Ve böylece Tanrının niteliklerinin düşünülmesi ve incelenmesi konusunun sonuna gelmiş oluyoruz. Ama bu konu bir başka anlam açısından sonu olmayan bir konudur. Tanrı öylesine büyük, yüce ve hayranlık uyandırıcıdır ki, O’nunla ilgili her şeyi yalnızca bir cam aracılığı ile karanlık bir şekilde görebiliriz. Çünkü Tanrı sınırsızdır, O, sınırlı zihinler tarafından asla tam olarak bilinemez. Tüm sonsuzluk boyunca O’nun Kişiliğinin harikaları üzerinde düşünüp duracağız ve hala şu sözleri söylüyor olacağız: “bize yarısı bile açıklanmadı.”
18 Haziran
“Baba Tanrının gözünde temiz ve kusursuz dindarlık, kişinin sıkıntı çeken dullar ve öksüzler ile ilgilenmesi ve kendini dünyanın lekelemesinden korumasıdır.” (Yakup 1:27)
Yakup bu sözleri yazdığı zaman, imanlı bu gibi şeyleri yaptığı takdirde kendisinden talep edilen her şeyi yerine getirdiğini söylediği anlamına gelmez. Yakup’un burada söylemek istediği yalnızca ideal dindarlığın önde gelen iki örneğinin öksüzleri ve dulları ziyaret etmesi ve kendisini dünyanın lekelemesinden korumasıdır.
Bu sözleri okuduğumuz zaman, Yakup’un açıklayıcı vaazleri, ya da hizmet görevini ya da kişisel canları kazanmak gibi konuları sıfırladığını düşünmemiz mümkün olabilir. Ama hayır! Yakup burada öncelikle bu kişilerin ziyaret edilmesini düşünür.
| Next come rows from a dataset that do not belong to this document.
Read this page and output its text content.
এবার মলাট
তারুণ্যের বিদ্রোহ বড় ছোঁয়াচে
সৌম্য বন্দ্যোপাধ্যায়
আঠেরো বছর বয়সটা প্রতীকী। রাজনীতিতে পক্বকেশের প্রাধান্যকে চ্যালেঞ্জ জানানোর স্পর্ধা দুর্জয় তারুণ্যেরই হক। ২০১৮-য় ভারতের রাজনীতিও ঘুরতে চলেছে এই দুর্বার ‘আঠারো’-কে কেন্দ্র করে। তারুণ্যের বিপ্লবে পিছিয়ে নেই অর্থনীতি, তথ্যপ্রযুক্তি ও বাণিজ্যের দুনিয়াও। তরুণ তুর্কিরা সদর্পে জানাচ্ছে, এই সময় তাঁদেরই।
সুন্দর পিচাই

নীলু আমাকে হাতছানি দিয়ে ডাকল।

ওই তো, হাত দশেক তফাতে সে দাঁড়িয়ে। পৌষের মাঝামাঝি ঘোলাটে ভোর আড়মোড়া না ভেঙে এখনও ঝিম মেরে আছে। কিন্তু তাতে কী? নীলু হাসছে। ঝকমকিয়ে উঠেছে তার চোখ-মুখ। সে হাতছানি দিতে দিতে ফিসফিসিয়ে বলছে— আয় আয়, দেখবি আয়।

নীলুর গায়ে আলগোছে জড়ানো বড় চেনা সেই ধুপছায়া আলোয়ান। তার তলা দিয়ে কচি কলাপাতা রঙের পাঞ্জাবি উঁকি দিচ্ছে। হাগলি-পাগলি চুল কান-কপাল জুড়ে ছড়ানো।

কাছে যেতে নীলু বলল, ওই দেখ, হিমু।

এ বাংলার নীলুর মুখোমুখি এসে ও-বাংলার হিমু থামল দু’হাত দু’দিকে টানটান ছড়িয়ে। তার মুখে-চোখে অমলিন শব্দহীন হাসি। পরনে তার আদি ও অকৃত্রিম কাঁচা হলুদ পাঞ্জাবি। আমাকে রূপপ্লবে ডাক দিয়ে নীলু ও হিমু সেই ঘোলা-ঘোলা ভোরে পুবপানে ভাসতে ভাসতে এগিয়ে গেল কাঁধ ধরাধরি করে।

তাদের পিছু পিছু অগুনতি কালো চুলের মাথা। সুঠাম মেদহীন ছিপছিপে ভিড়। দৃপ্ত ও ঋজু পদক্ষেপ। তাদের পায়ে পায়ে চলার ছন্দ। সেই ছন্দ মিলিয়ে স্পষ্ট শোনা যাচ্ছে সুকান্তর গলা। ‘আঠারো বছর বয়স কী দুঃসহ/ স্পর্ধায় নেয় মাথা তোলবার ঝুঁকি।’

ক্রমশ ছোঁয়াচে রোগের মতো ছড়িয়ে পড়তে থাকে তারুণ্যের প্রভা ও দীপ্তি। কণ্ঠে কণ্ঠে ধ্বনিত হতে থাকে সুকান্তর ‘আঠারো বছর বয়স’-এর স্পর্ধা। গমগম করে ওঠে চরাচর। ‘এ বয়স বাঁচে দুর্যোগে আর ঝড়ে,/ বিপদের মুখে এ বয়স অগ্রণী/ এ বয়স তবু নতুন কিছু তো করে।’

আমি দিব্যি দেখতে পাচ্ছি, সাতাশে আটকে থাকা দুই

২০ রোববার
Elçi Pavlus Efes’teki yaşlılara kendisinin nasıl “evden eve” dolaştığını (Elçilerin İşleri 20:20) hatırlattı. J.N.Darby, ziyaret etme konusunun, “hizmetin en önemli kısmı” olduğunu düşündü. Ve şöyle yazdı: “Saat zamanları vurur ve yanından geçenler bunu işitirler, ama saati yürüten içeride yapılan iştir ve vuruşların ve akrep ile yelkovanın işlemelerini sağlar. Ben bu ziyaret etme konusunun sizin sabit ve devamlı olarak yapmanız gereken bir iş olduğunu düşünürüm ve diğer konuların kendiliklerinden işlediklerini kabul ederim. Herkesin önündeki tanıklıktan fazla hoşlanmam; ve özellikle eğer kişiye özel bir iş mevcut değil ise, bundan ürkerim” (2.Ağustos 1839 yılında G.V.Wigram’a yazılmış bir mektuptan alıntı).
Tek başına yaşayan yaşlıca bir dul, komşularının ve dostlarının yardımına muhtaç olduğu bir aşamaya geldi. Zaman içinde, özellikle dış dünya ile temasta bulunduğu zamanlar ile ilgili günlerde meydana gelmiş olan herhangi bir şeyi ve her şeyi eli ile yazarak bir günlük tuttu. Bir gün, komşuları onun evinden birkaç gündür hiç bir yaşam belirtisi göremediklerinin farkına vardılar. Eve girmesi için polisi çağırdılar ve bu yaşlı hanımın birkaç gün önce ölmüş olduğunu gördüler. Ölümünden üç gün önce günlüğüne yazmış olduğu yegane satırların, “Hiç kimse gelmedi,” “Hiç kimse gelmedi”, “hiç kimse gelmedi” şeklindeki hep aynı satırlar idi.
Günlük yaşamlarımızın meşguliyeti içinde yalnız, ihtiyaç sahibi ve halsiz kişileri unutmak çok kolaydır. Diğer başka konulara ayrıcalık veririz ve ayrıcalık tanıdığımız bu hizmet konuları genellikle herkesin görebileceği ve hayranlık duyacakları konulardır. Ama eğer dindarlığımızın saf ve bozulmamış olmasını istiyor isek, öksüzleri, dulları, yaşlıları ve eve kapanmış kişileri ihmal etmememiz gerekir. Rab, yardıma ihtiyaç duyan kişiler için özel bir ilgi duyar ve bu ihtiyacı karşılamak için öne adım atacak kişilere vereceği özel bir ödülü vardır.
19 Haziran
“.. ve gücün yaşamın boyunca sürecektir..” (Yasa’nın Tekrarı 33:25)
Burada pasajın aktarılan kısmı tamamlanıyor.